En  efecto,  aunque  postula  dos cargos por  violación  indirecta de la ley sustancial, tanto por la aplicación indebida de  la   circunstancia   agravante   para   el   delito  de  homicidio  (numeral  7°  del  artículo  104  del  Código  Penal),  como la falta de aplicación de la diminuente punitiva del estado  de      ira     (artículo     57     del     mismo  ordenamiento), es patente su precariedad demostrativa,  reduciéndose  su  forma  de  argumentar a un alegato, en cuanto sólo esboza su  discrepancia  con  la  valoración  probatoria y conclusiones de los juzgadores,  enfrentado   así   su   criterio  a  la  fuerza  de  convicción  del  material  probatorio.   

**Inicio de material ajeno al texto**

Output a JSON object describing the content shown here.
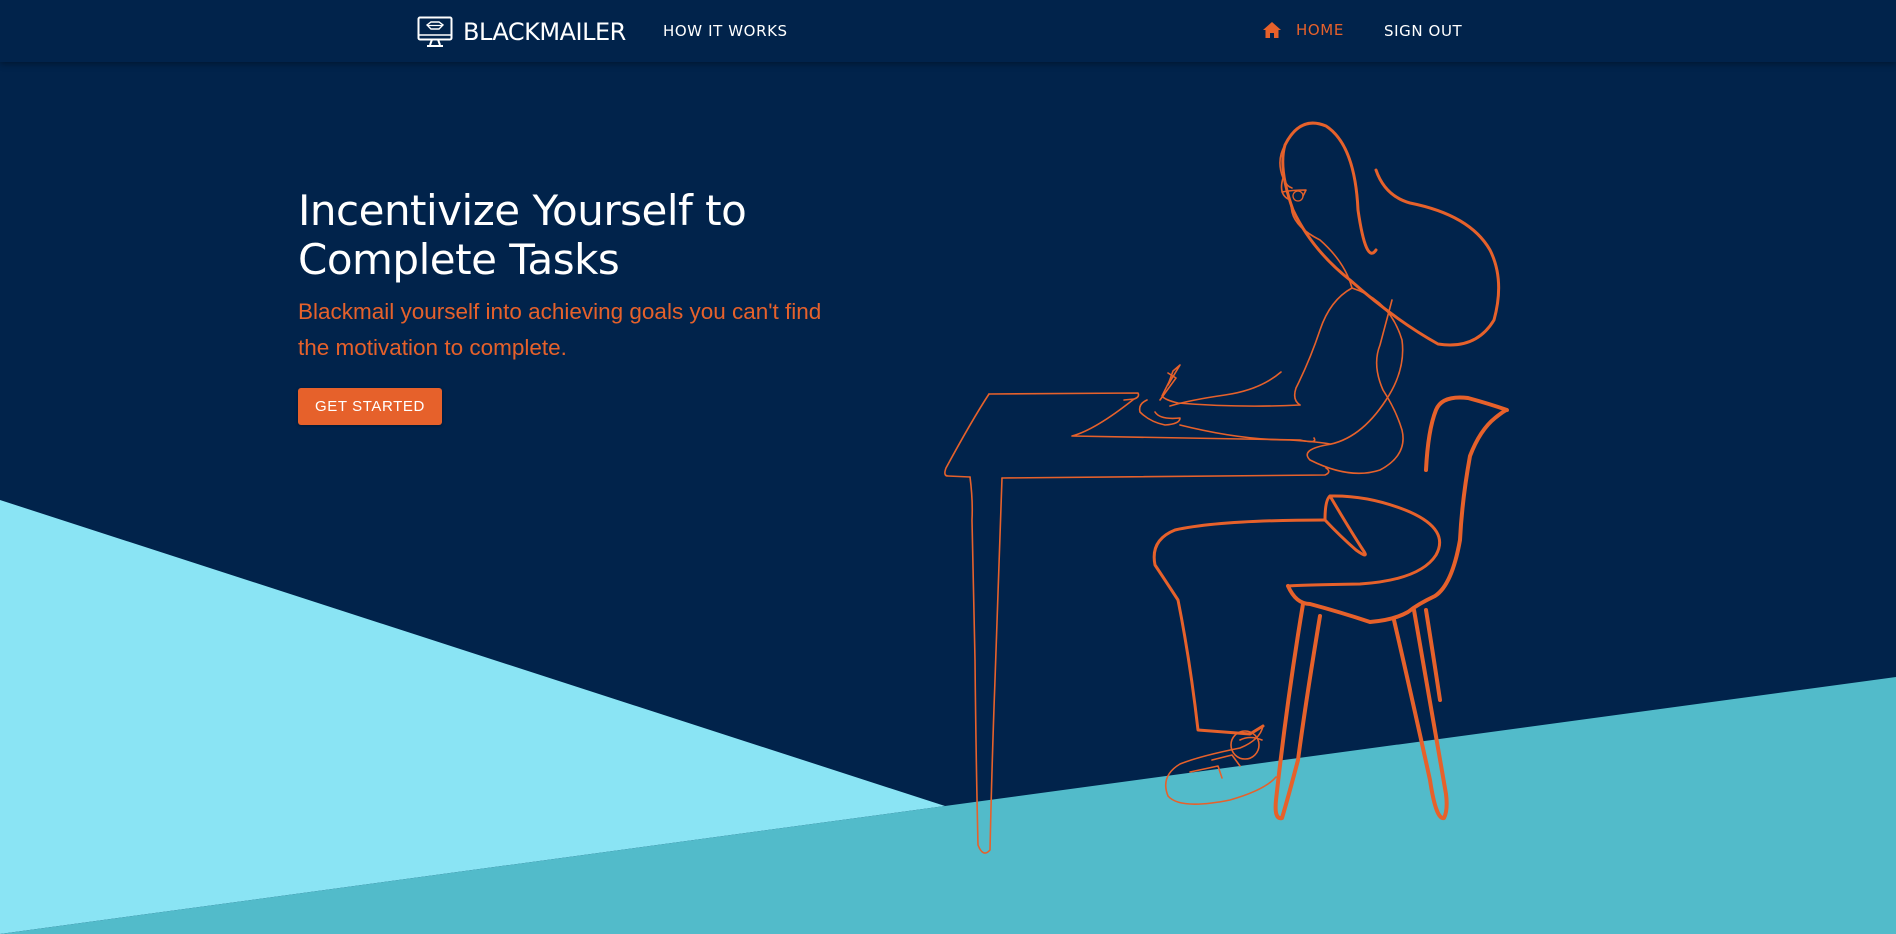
{
  "navbar": {
    "brand_name": "BLACKMAILER",
    "brand_icon": "computer-monitor-icon",
    "how_it_works_label": "HOW IT WORKS",
    "home_label": "HOME",
    "home_icon": "home-icon",
    "sign_out_label": "SIGN OUT"
  },
  "hero": {
    "title": "Incentivize Yourself to Complete Tasks",
    "subtitle": "Blackmail yourself into achieving goals you can't find the motivation to complete.",
    "cta_label": "GET STARTED"
  },
  "colors": {
    "background": "#01234b",
    "accent": "#e6612b",
    "light_cyan": "#8ae4f4",
    "teal": "#52bbca",
    "text": "#ffffff"
  }
}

Cuando se denuncia la violación indirecta de  la   ley   de   carácter   sustantivo,  es  deber  del  recurrente  además  de  individualizar  el  elemento  de  convicción  en  el  cual  recae  el  vicio de  aprehensión  o  valoración  probatoria, identificar su clase, sea error    de   hecho   en   sus   diversas  modalidades:  falso juicio de existencia por   omisión  o  invención  del  medio  probatorio;  falso  juicio de identidad por distorsión  o  tergiversación  de  su contenido fáctico; o falso  raciocinio  al  infringir  los  postulados  de la sana  crítica  y  derivar  conclusiones que contravienen los principios lógicos, las  leyes  de  la  ciencia  o  las  máximas  de la experiencia. O si se trata de un  error  de  derecho  debe  el  impugnante    explicar    si    el   yerro   consistió   en   un   falso  juicio de convicción por negarle a  la  prueba  el valor conferido por la ley u otorgarle un mérito diverso del que  le  es  atribuido legalmente, o por un falso juicio de  legalidad  por valorar el juzgador alguna probanza con  defectos formativos en su incorporación o aducción procesal.   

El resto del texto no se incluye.